Im Fokus der Durchsuchungen standen die Firmenräume der Beteiligungen im Baltikum AG, die Konsortium AG und die Kremlin AG in Heidenheim. Wer für die Durchsuchungen verantwortlich war, blieb zunächst unklar.

Nach Angaben der Beteiligungen im Baltikum AG seien nach der ersten Sichtung einzelne Ordner mitgenommen worden. Außerdem liege ein Pfändungsbeschluss in bislang unbekannter Höhe vor. Die Firma weist aber ausdrücklich darauf hin, dass weder die Gesellschaft noch der Vorstand diesbezüglich Beschuldigte seien.
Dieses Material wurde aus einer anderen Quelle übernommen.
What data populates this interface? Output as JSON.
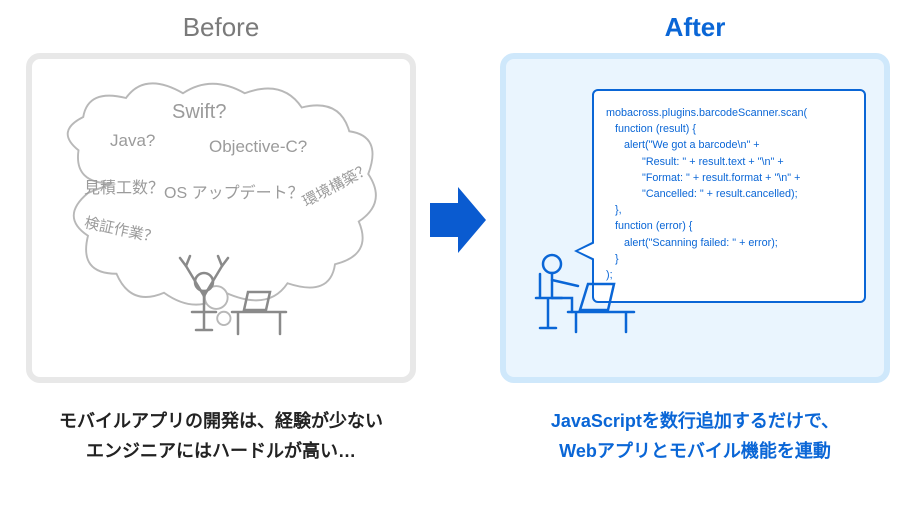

Bei der Konsortium AG seien ebenfalls einzelne Ordner eingepackt worden und auch die Kremlin AG teilte die Beschlagnahme von Unterlagen mit. Beide Gesellschaften sind der Meinung, es habe kein Durchsuchungsbeschluss vorgelegen.

Zuletzt hatte die Gruppe mit Rotlicht-Plänen für Gesprächsstoff gesorgt. So warb die Red Rooms AG um Anlegergeld für die Erweiterung eines Bordellbetriebs in der Siemensstraße in Heidenheim. Seit August 2018 wurde die Firma in die KK Immobilienfonds III AG umbenannt. Aktionäre der Gesellschaft sind neben Wolfgang Wilhelm R. die jetzt durchsuchte Konsortium AG und die AGS Portfolio AG mit Sitz in Düsseldorf.